I don't take dd out of school for term-time holidays (my parents were teachers and I survived childhood without extra holidays!) but a day or two for major family events whose scheduling you have no control over is a different kettle of fish.

TheGonnagle Mon 07-Oct-13 11:31:24

The fine is per period of absence, and in our LEA that equates to up to ten days is considered one period of absence. So that's £60 per parent per ten days, not per day.
Not sure if LEA's are interpreting the rules differently, but that's how it goes round here. If there are LEA's going for £60 per day per parent then this discrepancy makes it all even more unfair.
Personally I'm going to accept the fines and get on with my life as I see fit. She is, after all, my daughter and not Michael Gove's so I think I probably should have the last say.

tiggytape Mon 07-Oct-13 13:44:39

Fiona - I am sorry abut your Gramdma.
All schools should still be sympathetic to a family funeral and view it as exceptional time off - even more so than a wedding because of course the timing is not chosen (sorry if that's sounds crass - I couldn't think how to put it). All Head Teachers still have full power to authorise a day off for the funeral of a close relative and would hopefully be kind and sensitive about doing so.

Bramshott Mon 07-Oct-13 14:25:18

Tiggytape - maybe "absolute right" was a bad turn of phrase. I guess what I was trying to say is that the school cannot physically stop you, nor take away your child's place, nor refer you to social services if you take your DC out of school for a small number of days (and I thought that was up to 10) each year.

What they can't do either (except in truly exceptional circumstances) is record it as authorised, or have any influence over whether the LA will fine you or not.

When we discuss this on here I think people fail to understand what schools can and can't do, and that it isn't a moral judgement rather just rules and regulations, and I was trying to cut through that!

My DDs school has always had the policy of not authorizing holidays in term time.

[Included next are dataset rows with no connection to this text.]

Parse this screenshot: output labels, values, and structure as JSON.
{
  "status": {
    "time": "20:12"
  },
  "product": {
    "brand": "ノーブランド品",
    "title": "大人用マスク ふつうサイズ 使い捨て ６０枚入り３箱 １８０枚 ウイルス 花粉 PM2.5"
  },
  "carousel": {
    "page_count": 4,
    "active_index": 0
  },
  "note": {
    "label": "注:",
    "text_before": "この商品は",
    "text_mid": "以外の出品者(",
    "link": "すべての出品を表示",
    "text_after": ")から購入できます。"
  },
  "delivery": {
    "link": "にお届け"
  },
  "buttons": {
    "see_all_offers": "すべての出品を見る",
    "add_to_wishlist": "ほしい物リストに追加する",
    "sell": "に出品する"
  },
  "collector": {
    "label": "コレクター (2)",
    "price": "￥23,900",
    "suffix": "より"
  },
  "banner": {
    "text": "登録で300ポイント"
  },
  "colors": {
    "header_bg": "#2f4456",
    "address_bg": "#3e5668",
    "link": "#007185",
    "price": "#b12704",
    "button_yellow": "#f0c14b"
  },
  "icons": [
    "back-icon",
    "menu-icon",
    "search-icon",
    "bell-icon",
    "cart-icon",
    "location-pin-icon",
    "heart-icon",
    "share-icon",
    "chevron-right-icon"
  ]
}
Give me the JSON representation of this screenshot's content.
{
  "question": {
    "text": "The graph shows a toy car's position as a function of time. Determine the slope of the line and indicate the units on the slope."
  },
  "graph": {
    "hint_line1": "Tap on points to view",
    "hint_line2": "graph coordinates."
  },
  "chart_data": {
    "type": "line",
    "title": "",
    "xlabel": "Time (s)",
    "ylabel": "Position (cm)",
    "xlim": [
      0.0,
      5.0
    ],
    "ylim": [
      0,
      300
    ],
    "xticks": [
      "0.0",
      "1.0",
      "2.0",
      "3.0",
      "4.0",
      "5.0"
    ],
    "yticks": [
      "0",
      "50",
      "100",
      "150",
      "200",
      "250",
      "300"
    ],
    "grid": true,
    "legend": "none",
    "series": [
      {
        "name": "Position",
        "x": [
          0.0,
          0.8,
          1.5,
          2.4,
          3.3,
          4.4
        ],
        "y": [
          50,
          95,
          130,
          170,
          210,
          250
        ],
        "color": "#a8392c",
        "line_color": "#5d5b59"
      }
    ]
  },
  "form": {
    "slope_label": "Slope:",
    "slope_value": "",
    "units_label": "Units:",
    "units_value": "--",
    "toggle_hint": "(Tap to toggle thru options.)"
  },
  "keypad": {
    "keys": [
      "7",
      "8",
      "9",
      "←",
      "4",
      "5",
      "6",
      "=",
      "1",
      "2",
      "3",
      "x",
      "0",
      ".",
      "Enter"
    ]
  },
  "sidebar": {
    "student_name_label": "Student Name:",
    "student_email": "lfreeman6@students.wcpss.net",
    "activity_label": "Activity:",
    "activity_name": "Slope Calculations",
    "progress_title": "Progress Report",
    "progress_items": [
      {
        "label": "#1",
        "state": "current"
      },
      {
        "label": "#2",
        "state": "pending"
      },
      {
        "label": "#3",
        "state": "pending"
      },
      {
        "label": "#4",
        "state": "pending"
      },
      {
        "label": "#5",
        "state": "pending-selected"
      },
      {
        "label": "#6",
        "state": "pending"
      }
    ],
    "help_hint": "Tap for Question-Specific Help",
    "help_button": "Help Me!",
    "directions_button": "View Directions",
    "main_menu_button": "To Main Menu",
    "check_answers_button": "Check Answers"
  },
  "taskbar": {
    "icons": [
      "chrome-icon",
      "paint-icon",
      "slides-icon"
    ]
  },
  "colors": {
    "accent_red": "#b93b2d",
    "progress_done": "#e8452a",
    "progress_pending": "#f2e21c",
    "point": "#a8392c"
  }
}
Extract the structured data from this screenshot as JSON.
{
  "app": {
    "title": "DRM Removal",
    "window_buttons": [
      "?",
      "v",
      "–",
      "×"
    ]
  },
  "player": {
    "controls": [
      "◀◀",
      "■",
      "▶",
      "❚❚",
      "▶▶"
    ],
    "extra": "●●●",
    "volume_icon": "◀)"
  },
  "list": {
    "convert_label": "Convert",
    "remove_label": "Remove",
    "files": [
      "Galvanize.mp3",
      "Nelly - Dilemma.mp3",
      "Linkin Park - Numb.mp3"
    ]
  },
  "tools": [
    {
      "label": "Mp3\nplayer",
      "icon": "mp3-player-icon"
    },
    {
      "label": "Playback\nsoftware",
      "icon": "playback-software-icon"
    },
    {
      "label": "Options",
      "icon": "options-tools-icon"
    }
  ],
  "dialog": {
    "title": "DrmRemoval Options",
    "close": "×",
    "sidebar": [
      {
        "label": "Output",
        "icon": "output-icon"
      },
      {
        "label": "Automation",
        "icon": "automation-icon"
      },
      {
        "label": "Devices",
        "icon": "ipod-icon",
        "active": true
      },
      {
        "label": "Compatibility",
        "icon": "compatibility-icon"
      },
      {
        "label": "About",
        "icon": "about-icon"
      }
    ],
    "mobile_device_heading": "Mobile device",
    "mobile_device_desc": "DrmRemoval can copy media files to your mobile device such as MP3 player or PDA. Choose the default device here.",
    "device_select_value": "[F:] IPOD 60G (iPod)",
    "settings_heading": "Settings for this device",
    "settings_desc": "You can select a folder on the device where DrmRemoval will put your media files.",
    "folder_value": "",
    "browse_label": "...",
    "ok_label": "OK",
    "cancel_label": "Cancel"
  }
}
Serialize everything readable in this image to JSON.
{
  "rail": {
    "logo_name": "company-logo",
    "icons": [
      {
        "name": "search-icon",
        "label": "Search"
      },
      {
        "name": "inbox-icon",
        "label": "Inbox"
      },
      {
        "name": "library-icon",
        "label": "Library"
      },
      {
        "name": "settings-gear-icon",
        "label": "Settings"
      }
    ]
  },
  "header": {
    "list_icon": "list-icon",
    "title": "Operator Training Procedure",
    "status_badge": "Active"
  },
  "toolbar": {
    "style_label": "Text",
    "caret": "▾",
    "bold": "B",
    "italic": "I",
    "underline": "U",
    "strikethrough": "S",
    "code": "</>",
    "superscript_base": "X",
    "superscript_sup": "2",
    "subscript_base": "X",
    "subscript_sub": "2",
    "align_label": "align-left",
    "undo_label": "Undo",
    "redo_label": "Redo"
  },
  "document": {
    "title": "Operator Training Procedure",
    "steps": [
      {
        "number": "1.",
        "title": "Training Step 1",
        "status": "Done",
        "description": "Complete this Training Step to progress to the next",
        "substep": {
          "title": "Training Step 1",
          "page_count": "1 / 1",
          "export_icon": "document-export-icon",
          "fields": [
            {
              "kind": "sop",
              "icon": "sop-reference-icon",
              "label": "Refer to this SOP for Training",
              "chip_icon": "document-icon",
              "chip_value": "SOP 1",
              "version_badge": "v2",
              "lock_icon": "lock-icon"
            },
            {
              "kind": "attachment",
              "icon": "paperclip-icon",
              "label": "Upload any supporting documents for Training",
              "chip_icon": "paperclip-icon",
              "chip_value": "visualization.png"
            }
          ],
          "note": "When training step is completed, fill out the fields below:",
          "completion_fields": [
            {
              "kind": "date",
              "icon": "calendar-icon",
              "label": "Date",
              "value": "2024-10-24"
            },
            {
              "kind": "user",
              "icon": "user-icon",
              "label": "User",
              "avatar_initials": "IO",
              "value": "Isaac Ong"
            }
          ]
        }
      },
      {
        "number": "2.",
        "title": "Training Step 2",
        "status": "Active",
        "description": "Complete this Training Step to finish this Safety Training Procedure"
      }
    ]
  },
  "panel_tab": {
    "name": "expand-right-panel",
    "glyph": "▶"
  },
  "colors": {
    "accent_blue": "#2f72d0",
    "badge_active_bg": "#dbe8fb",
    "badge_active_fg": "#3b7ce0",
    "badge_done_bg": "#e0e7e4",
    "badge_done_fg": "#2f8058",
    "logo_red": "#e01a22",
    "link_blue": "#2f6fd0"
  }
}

Every July we go to the Cotswolds on a camping trip and go to RAF Fairford air tattoo (since DD was about 7 months old she is now 7 yo)
and when she started full time school i asked for permission to take her out of school. I always had a letter back to say no and intimating there may be a fine etc we couldnt afford to go in July 2012 so DD had 100% attendance and i asked her what she had been doing in school on the one day we asked for...she said "watching cinderella and colouring in" hmm

This year i wrote a short letter to the head advising him we would be going, where we were going and what we would be doing whilst we were there. I decided that i wouldnt be asking permission to take MY DD out of school for 1 day when her attendance record is otherwise impeccable and she would literally spend the day colouring in etc whether She misses 1 day at school or not is MY decision and if they felt there would be an issue with this then i am available to discuss it further. I didnt hear from the head about it.

In your shoes OP, i would write back thanking the head for his response and advise him that your DD will not be in that day as previously advised and leave it at that.